ARTHROPOD MUSEUM NOTES
Number 107; April 15, 2014; Jeffrey K. Barnes
Genus and species: Demodex folliculorum (Simon)
Follicle mites live exclusively in human hair follicles. They are minute in size, about 0.3 millimeters long, worm-like, and they have rudimentary legs. They can occur anywhere on the face, around the ears, and sometimes elsewhere, but they are most common on the forehead, cheeks, and nose, particularly in the nasolabial folds (the so-called "laugh lines" that run from the sides of the nose to the corners of the mouth). They prefer oily skin. After mating in the follicle opening, females burrow into follicles and lay eggs. They feed on cell contents from the follicular epithelium.
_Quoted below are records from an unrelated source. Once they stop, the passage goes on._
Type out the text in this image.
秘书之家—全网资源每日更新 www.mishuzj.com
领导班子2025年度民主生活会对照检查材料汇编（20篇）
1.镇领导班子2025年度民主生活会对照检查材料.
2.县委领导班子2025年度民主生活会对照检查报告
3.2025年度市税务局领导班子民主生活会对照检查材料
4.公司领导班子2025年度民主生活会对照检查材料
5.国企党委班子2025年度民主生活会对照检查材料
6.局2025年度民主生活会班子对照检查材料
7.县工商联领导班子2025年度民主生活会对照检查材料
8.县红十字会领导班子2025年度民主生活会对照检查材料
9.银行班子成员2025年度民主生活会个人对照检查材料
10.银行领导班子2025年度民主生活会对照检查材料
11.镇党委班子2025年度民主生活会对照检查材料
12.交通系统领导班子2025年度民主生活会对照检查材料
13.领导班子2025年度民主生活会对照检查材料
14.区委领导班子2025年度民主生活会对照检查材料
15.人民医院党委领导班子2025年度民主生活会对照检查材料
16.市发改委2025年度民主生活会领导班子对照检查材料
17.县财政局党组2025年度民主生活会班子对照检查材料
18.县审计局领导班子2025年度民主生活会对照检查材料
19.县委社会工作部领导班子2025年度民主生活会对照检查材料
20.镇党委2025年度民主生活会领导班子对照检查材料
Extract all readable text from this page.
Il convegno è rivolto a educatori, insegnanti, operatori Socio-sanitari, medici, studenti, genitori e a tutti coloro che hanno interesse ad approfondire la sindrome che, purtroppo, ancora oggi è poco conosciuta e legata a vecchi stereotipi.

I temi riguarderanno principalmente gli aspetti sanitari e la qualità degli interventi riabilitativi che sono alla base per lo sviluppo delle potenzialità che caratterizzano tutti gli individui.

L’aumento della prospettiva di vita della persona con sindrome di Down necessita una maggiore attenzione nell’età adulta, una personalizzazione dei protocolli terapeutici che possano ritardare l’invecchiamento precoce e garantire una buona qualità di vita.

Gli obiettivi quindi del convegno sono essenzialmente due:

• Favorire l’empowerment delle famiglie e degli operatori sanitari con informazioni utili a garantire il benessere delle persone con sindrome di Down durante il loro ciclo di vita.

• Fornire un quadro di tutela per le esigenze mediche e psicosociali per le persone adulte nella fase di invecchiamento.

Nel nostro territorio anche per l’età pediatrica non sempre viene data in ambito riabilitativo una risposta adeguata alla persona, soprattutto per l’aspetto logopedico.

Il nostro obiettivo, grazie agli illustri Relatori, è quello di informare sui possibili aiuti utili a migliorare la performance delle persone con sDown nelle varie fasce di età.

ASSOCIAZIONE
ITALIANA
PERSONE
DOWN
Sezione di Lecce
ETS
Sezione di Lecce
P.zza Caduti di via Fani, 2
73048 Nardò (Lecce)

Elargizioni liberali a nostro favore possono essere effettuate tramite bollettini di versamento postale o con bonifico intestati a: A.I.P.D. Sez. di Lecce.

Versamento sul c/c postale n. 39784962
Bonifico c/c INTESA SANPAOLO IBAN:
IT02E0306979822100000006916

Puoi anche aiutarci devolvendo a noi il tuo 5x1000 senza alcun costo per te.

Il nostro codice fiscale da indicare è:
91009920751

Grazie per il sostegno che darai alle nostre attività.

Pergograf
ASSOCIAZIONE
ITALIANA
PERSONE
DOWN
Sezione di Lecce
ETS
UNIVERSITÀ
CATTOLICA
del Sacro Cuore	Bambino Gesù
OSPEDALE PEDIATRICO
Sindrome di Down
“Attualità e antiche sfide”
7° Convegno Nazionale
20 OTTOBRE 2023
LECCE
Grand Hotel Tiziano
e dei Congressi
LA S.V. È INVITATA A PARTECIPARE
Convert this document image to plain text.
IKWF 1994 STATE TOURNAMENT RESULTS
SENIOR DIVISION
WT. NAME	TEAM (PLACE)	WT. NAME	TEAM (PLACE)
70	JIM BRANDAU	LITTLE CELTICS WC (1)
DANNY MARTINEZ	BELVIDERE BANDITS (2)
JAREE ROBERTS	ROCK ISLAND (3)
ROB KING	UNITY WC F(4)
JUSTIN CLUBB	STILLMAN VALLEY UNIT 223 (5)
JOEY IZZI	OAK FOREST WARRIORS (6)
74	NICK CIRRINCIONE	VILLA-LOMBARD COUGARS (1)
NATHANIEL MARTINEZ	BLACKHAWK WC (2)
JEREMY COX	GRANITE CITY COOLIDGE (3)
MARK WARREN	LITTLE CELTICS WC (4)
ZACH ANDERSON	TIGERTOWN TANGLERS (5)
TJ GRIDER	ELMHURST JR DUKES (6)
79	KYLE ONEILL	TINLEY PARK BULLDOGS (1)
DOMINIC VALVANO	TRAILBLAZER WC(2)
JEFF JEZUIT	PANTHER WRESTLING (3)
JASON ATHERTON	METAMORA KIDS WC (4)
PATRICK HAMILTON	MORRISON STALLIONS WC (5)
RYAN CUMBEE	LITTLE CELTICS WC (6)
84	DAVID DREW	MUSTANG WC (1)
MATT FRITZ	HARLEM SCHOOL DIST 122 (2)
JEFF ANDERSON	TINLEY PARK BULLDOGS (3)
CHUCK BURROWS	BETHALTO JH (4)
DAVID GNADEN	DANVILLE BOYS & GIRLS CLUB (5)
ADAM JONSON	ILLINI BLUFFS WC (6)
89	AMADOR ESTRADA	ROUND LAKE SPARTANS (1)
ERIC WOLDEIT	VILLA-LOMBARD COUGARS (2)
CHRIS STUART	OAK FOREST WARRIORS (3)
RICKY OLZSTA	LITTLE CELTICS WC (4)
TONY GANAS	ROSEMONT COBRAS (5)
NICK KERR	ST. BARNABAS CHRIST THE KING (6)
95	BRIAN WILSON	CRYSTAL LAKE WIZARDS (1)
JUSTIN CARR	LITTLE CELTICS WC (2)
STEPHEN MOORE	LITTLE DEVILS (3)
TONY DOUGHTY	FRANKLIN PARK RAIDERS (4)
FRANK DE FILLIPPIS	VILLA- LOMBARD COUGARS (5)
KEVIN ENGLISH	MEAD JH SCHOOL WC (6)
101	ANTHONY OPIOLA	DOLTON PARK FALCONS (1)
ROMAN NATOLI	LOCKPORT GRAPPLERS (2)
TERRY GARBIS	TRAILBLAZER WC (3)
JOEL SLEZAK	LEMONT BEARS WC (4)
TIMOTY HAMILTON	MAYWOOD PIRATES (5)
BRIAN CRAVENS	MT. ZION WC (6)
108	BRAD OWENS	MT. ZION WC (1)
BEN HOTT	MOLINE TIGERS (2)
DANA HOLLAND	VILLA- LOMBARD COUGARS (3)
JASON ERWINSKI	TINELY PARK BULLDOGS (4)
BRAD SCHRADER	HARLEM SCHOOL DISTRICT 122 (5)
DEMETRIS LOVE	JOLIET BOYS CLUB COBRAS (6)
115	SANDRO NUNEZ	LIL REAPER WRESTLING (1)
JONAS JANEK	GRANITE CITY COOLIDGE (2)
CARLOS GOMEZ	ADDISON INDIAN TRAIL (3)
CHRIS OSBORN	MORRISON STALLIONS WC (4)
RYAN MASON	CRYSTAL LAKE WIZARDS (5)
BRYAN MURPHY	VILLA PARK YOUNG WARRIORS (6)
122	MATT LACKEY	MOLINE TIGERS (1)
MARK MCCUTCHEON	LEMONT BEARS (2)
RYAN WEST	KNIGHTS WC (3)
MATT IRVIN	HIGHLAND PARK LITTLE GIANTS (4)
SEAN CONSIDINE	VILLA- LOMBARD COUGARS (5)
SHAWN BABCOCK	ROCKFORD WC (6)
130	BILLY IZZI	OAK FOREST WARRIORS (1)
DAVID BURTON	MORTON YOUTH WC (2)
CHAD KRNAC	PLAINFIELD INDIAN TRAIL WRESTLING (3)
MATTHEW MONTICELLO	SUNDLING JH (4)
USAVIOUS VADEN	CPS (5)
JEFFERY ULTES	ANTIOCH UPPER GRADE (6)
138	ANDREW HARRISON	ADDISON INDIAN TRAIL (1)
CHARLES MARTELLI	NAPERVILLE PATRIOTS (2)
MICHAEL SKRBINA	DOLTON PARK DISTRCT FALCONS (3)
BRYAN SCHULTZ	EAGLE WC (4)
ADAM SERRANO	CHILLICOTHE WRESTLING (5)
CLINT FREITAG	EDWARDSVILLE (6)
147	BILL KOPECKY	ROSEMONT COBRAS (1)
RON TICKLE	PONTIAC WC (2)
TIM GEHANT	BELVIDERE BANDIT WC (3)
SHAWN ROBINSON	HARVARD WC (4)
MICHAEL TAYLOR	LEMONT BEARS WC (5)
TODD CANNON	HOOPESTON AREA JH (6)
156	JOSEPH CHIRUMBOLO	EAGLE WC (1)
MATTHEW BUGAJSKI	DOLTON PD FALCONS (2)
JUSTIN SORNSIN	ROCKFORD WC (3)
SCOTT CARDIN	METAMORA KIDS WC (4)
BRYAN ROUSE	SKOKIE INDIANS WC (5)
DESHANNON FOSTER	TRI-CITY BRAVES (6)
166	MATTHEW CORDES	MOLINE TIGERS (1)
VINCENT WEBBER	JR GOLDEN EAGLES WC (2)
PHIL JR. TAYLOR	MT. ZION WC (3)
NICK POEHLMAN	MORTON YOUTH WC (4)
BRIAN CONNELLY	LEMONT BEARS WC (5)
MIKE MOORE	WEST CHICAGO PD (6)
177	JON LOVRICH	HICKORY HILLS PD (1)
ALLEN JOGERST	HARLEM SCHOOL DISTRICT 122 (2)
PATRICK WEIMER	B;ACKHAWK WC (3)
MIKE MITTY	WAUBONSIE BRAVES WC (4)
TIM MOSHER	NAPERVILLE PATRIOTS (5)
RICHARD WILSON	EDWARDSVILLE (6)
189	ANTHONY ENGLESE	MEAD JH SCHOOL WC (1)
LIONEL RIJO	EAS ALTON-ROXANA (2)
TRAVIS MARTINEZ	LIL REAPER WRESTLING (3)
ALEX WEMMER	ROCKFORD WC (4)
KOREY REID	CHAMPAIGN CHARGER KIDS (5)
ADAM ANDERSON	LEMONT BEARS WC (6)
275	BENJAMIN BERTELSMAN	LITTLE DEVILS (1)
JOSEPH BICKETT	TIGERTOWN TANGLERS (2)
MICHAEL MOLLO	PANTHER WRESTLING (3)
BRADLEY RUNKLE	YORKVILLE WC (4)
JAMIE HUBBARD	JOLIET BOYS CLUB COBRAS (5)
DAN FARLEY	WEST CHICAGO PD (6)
The young mature in six days. The entire life cycle lasts about two weeks. Follicle mites do not defecate. They store waste in large gut cells. When they die, the waste is released from their disintegrating bodies. They have no proven detrimental effects on humans, although studies have linked high populations of mites to cases of acne, rosacea, and the eye inflammation blepharitis. In one study of 370 volunteers from Western New York, 24 percent of the individuals were infested with follicle mites. Older individuals were more likely to be infested that younger individuals, and the rate of infestation in healthy skin reaches 100 percent in elderly people.